What makes SAP Databricks different?
Direct, governed access: Access SAP data directly from Databricks, governed by Unity Catalog for enterprise-grade security
Preserved business semantics: Maintain SAP's complex metadata, logic, and business context, including Core Data Services views and hierarchies
Simplified integration: Real-time and batch pipelines are streamlined with zero-copy data integration using Delta Sharing
AI/ML enablement: Build predictive models, LLM-powered copilots, and intelligent apps directly on SAP data using Databricks' AI/ML tools
Unified architecture: Combine SAP and non-SAP data (for example, Salesforce, IoT) in a single Lakehouse platform, eliminating silos
Enterprise-grade governance: Govern SAP data access down to the column level, across regions and business units
With SAP Databricks, organizations can finally start to break down the SAP data barrier and operationalize insights across business workflows. This can help accelerate AI delivery, get closer to customers, and reduce costs.

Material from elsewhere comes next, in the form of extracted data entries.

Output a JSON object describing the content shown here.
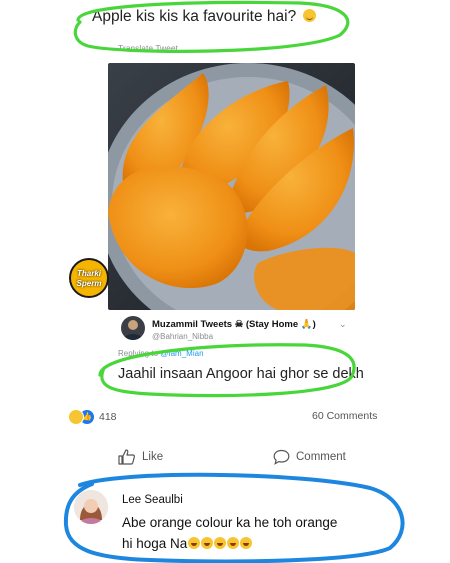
{
  "post": {
    "text": "Apple kis kis ka favourite hai?",
    "emoji_icon": "smiling-face-icon",
    "translate_label": "Translate Tweet"
  },
  "watermark": {
    "line1": "Tharki",
    "line2": "Sperm"
  },
  "tweet": {
    "name": "Muzammil Tweets ☠ (Stay Home 🙏)",
    "handle": "@Bahrian_Nibba",
    "replying_prefix": "Replying to",
    "replying_to": "@Iam_Mian",
    "text": "Jaahil insaan Angoor hai ghor se dekh"
  },
  "reactions": {
    "count": "418",
    "comments": "60 Comments"
  },
  "actions": {
    "like": "Like",
    "comment": "Comment"
  },
  "comment": {
    "author": "Lee Seaulbi",
    "line1": "Abe orange colour ka he toh orange",
    "line2": "hi hoga Na"
  },
  "colors": {
    "highlight_green": "#49d63a",
    "highlight_blue": "#1d87e0",
    "mango": "#f29a1e"
  }
}
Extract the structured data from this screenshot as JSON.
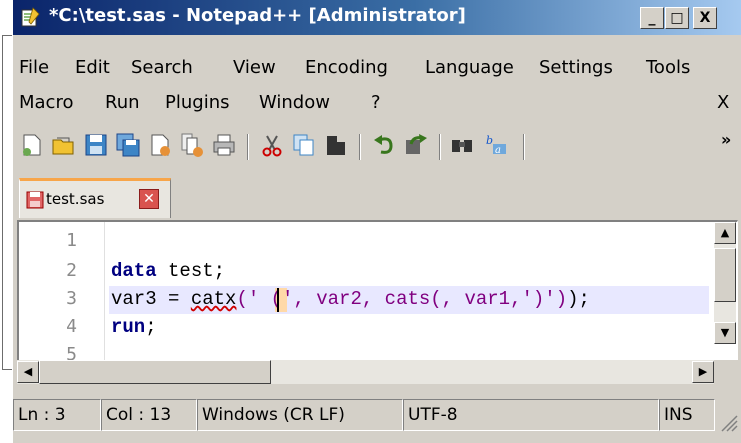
{
  "window": {
    "title": "*C:\\test.sas - Notepad++ [Administrator]",
    "buttons": {
      "minimize": "_",
      "maximize": "□",
      "close": "X"
    }
  },
  "menu": {
    "row1": [
      "File",
      "Edit",
      "Search",
      "View",
      "Encoding",
      "Language",
      "Settings",
      "Tools"
    ],
    "row2": [
      "Macro",
      "Run",
      "Plugins",
      "Window",
      "?"
    ],
    "close_label": "X"
  },
  "toolbar": {
    "icons": [
      "new-file-icon",
      "open-folder-icon",
      "save-icon",
      "save-all-icon",
      "close-file-icon",
      "close-all-icon",
      "print-icon",
      "cut-icon",
      "copy-icon",
      "paste-icon",
      "undo-icon",
      "redo-icon",
      "find-icon",
      "replace-icon"
    ],
    "overflow_label": "»"
  },
  "tab": {
    "label": "test.sas",
    "close_label": "✕"
  },
  "editor": {
    "line_numbers": [
      "1",
      "2",
      "3",
      "4",
      "5"
    ],
    "lines": {
      "l2_kw": "data",
      "l2_rest": " test;",
      "l3_a": "var3 = ",
      "l3_fn": "catx",
      "l3_b": "(' (', var2, cats(, var1,')')",
      "l3_c": ");",
      "l4_kw": "run",
      "l4_rest": ";"
    }
  },
  "statusbar": {
    "line": "Ln : 3",
    "col": "Col : 13",
    "eol": "Windows (CR LF)",
    "encoding": "UTF-8",
    "mode": "INS"
  },
  "colors": {
    "titlebar_start": "#0a246a",
    "titlebar_end": "#a6caf0",
    "keyword": "#000080",
    "string": "#800080",
    "current_line": "#e8e8ff",
    "tab_accent": "#f7a54a"
  }
}
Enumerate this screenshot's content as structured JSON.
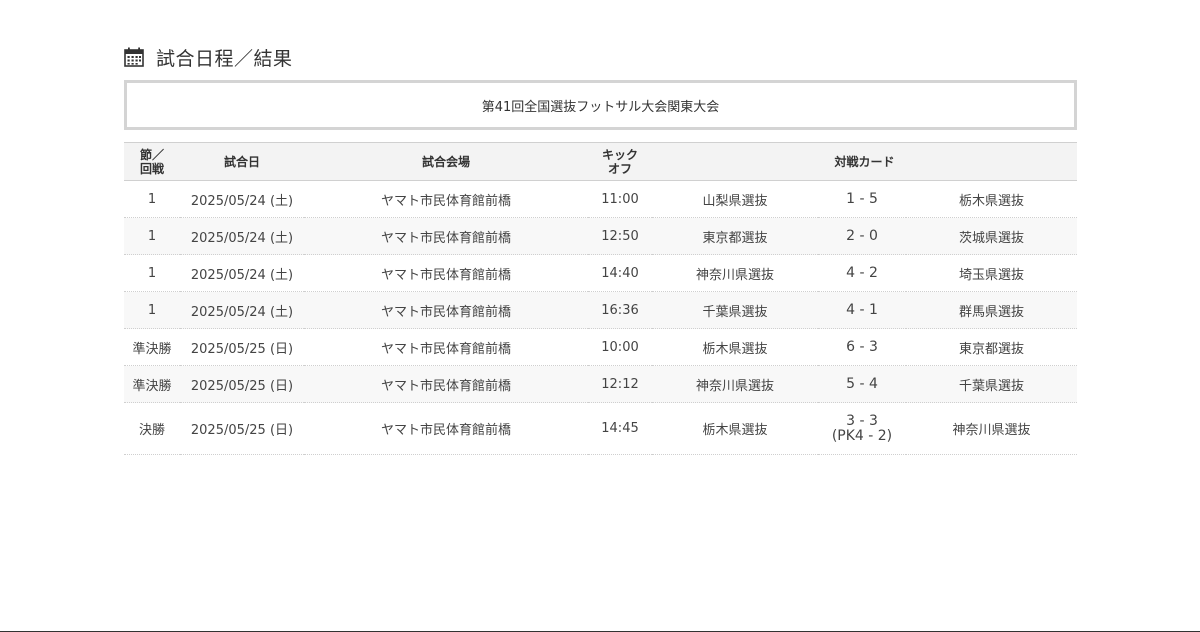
{
  "section": {
    "title": "試合日程／結果",
    "icon": "calendar-icon"
  },
  "tournament": {
    "name": "第41回全国選抜フットサル大会関東大会"
  },
  "table": {
    "headers": {
      "round_line1": "節／",
      "round_line2": "回戦",
      "date": "試合日",
      "venue": "試合会場",
      "kickoff_line1": "キック",
      "kickoff_line2": "オフ",
      "matchup": "対戦カード"
    },
    "rows": [
      {
        "round": "1",
        "date": "2025/05/24 (土)",
        "venue": "ヤマト市民体育館前橋",
        "kickoff": "11:00",
        "home": "山梨県選抜",
        "score": "1 - 5",
        "pk": "",
        "away": "栃木県選抜"
      },
      {
        "round": "1",
        "date": "2025/05/24 (土)",
        "venue": "ヤマト市民体育館前橋",
        "kickoff": "12:50",
        "home": "東京都選抜",
        "score": "2 - 0",
        "pk": "",
        "away": "茨城県選抜"
      },
      {
        "round": "1",
        "date": "2025/05/24 (土)",
        "venue": "ヤマト市民体育館前橋",
        "kickoff": "14:40",
        "home": "神奈川県選抜",
        "score": "4 - 2",
        "pk": "",
        "away": "埼玉県選抜"
      },
      {
        "round": "1",
        "date": "2025/05/24 (土)",
        "venue": "ヤマト市民体育館前橋",
        "kickoff": "16:36",
        "home": "千葉県選抜",
        "score": "4 - 1",
        "pk": "",
        "away": "群馬県選抜"
      },
      {
        "round": "準決勝",
        "date": "2025/05/25 (日)",
        "venue": "ヤマト市民体育館前橋",
        "kickoff": "10:00",
        "home": "栃木県選抜",
        "score": "6 - 3",
        "pk": "",
        "away": "東京都選抜"
      },
      {
        "round": "準決勝",
        "date": "2025/05/25 (日)",
        "venue": "ヤマト市民体育館前橋",
        "kickoff": "12:12",
        "home": "神奈川県選抜",
        "score": "5 - 4",
        "pk": "",
        "away": "千葉県選抜"
      },
      {
        "round": "決勝",
        "date": "2025/05/25 (日)",
        "venue": "ヤマト市民体育館前橋",
        "kickoff": "14:45",
        "home": "栃木県選抜",
        "score": "3 - 3",
        "pk": "(PK4 - 2)",
        "away": "神奈川県選抜"
      }
    ]
  },
  "colors": {
    "score_link": "#2a4a7a",
    "header_bg": "#f3f3f3",
    "box_border": "#d4d4d4"
  }
}
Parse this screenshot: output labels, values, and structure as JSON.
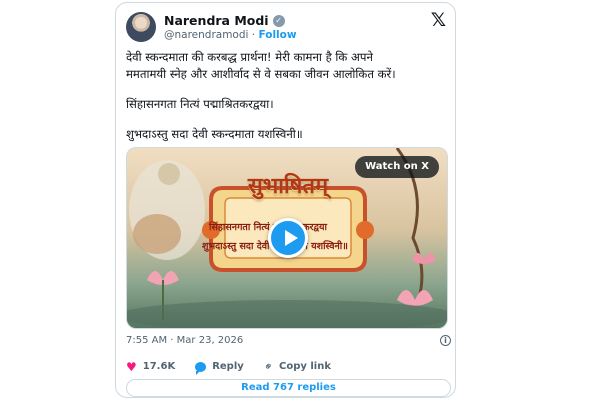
{
  "tweet": {
    "author_name": "Narendra Modi",
    "verified_mark": "✓",
    "handle": "@narendramodi",
    "separator": "·",
    "follow_label": "Follow",
    "x_logo": "𝕏",
    "text_lines": [
      "देवी स्कन्दमाता की करबद्ध प्रार्थना! मेरी कामना है कि अपने",
      "ममतामयी स्नेह और आशीर्वाद से वे सबका जीवन आलोकित करें।",
      "सिंहासनगता नित्यं पद्माश्रितकरद्वया।",
      "शुभदाऽस्तु सदा देवी स्कन्दमाता यशस्विनी॥"
    ]
  },
  "media": {
    "watch_label": "Watch on X",
    "title_word": "सुभाषितम्",
    "verse_line1": "सिंहासनगता नित्यं पद्माश्रितकरद्वया",
    "verse_line2": "शुभदाऽस्तु सदा देवी स्कन्दमाता यशस्विनी॥",
    "play_icon": "play-icon"
  },
  "meta": {
    "time": "7:55 AM",
    "separator": "·",
    "date": "Mar 23, 2026",
    "info_icon": "i"
  },
  "actions": {
    "like_count": "17.6K",
    "reply_label": "Reply",
    "copy_link_label": "Copy link",
    "heart_glyph": "♥",
    "link_glyph": "⚭"
  },
  "replies_button_label": "Read 767 replies",
  "colors": {
    "accent": "#1d9bf0",
    "like": "#f91880",
    "muted": "#536471",
    "border": "#cfd9de"
  }
}
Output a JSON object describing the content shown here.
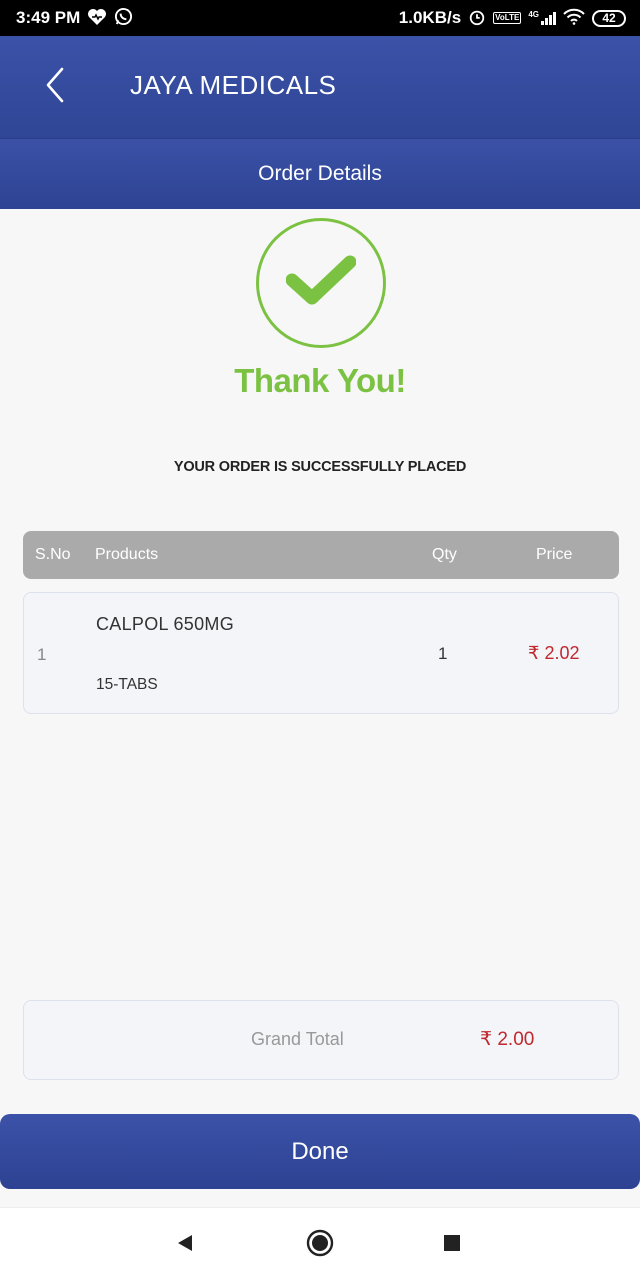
{
  "status_bar": {
    "time": "3:49 PM",
    "net_speed": "1.0KB/s",
    "volte_tag": "VoLTE",
    "network_label": "4G",
    "battery": "42"
  },
  "app_bar": {
    "title": "JAYA MEDICALS"
  },
  "sub_header": {
    "title": "Order Details"
  },
  "success": {
    "thank_you": "Thank You!",
    "message": "YOUR ORDER IS SUCCESSFULLY PLACED",
    "accent_color": "#7cc242"
  },
  "table": {
    "headers": {
      "sno": "S.No",
      "products": "Products",
      "qty": "Qty",
      "price": "Price"
    },
    "rows": [
      {
        "sno": "1",
        "product": "CALPOL 650MG",
        "size": "15-TABS",
        "qty": "1",
        "price": "₹ 2.02"
      }
    ]
  },
  "total": {
    "label": "Grand Total",
    "value": "₹ 2.00"
  },
  "done_button": {
    "label": "Done"
  },
  "colors": {
    "primary": "#3249a0",
    "price": "#c0282e"
  }
}
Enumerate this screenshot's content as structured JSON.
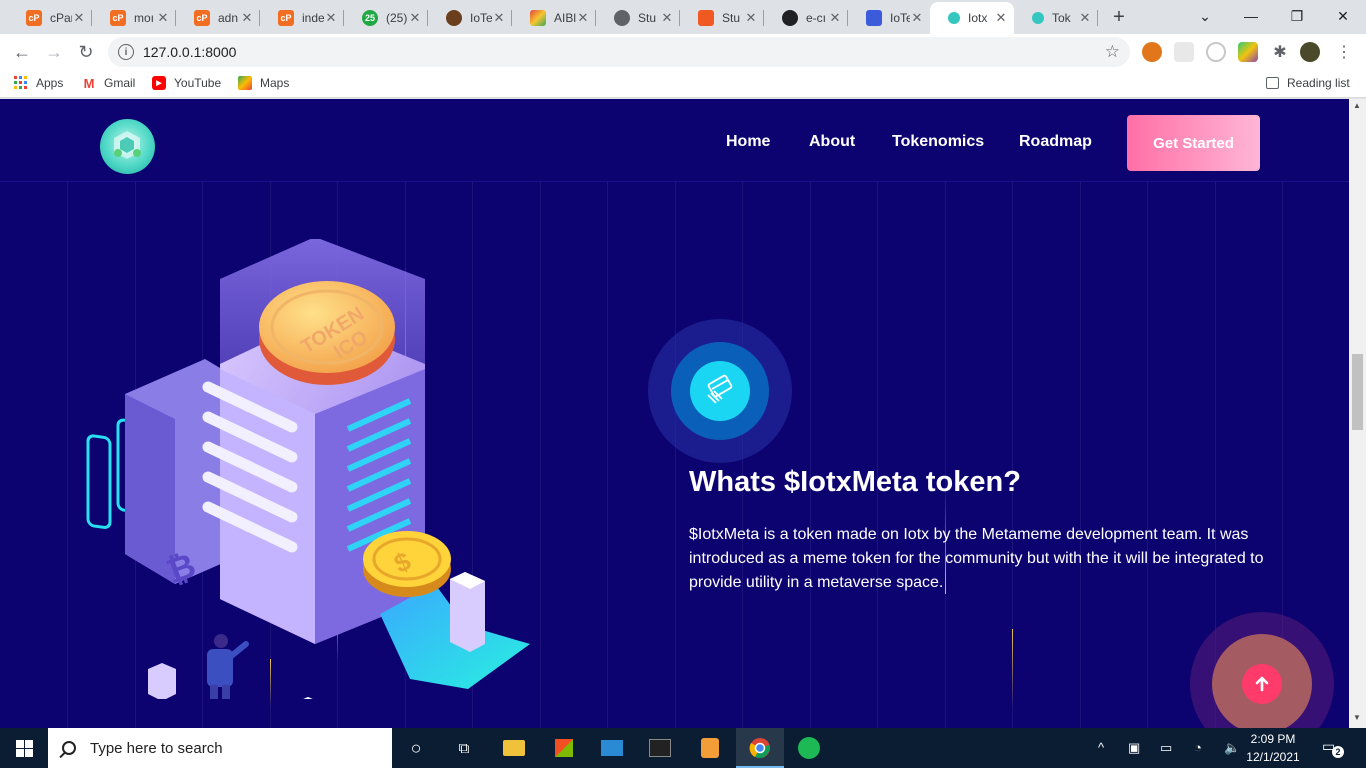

Laying the foundation for agentic AI
SAP Databricks lays the foundational capabilities for agentic AI initiatives. Through direct, governed access and the preservation of complex SAP business semantics, organizations can enable their agents to operate on accurate, context-rich information. The combination of SAP and non-SAP data, along with a reduction of data silos, provides the holistic view essential for building intelligent agents that can autonomously analyze, predict, and act based on available data. These agents could help organizations:
Automate supply chain responses by detecting disruptions and rerouting shipments in real time
Optimize inventory by forecasting demand and triggering restocking processes autonomously
Personalize customer engagement by adapting offers and communications based on live transaction and behavioral data
Monitor financial transactions to identify fraud and initiate preventive measures without human intervention
Manage workforce scheduling and resource allocation by analyzing operational needs and dynamically adjusting plans
By enabling these intelligent, self-directed workflows, organizations can drive operational efficiency, proactive decision-making, and innovation across business processes.
Getting started with SAP Databricks
Here's our advice on how to approach the SAP Databricks implementation.
Assess your SAP data landscape: Identify where your SAP data sits, how it's currently used, and the main pain points
Engage stakeholders early: Bring together business and technology teams to align on goals and challenges
Start small, scale fast: Pilot SAP Databricks on a high-impact use case, such as predictive analytics or real-time dashboards, then expand
Prioritize governance: Use Unity Catalog to enhance data security and support compliance
Partner with experts: Work with teams who understand both SAP and Databricks to accelerate integration and value realization
As organizations look to unlock more value from their SAP data, the SAP Databricks partnership offers a practical path forward. By addressing long-standing challenges around data quality, integration, and AI enablement, this approach can help enterprises make better use of their information assets. Starting with a clear assessment of the current SAP data landscape, engaging stakeholders, and piloting high-impact use cases can lay the groundwork for sustainable transformation and the new possibilities offered by agentic AI.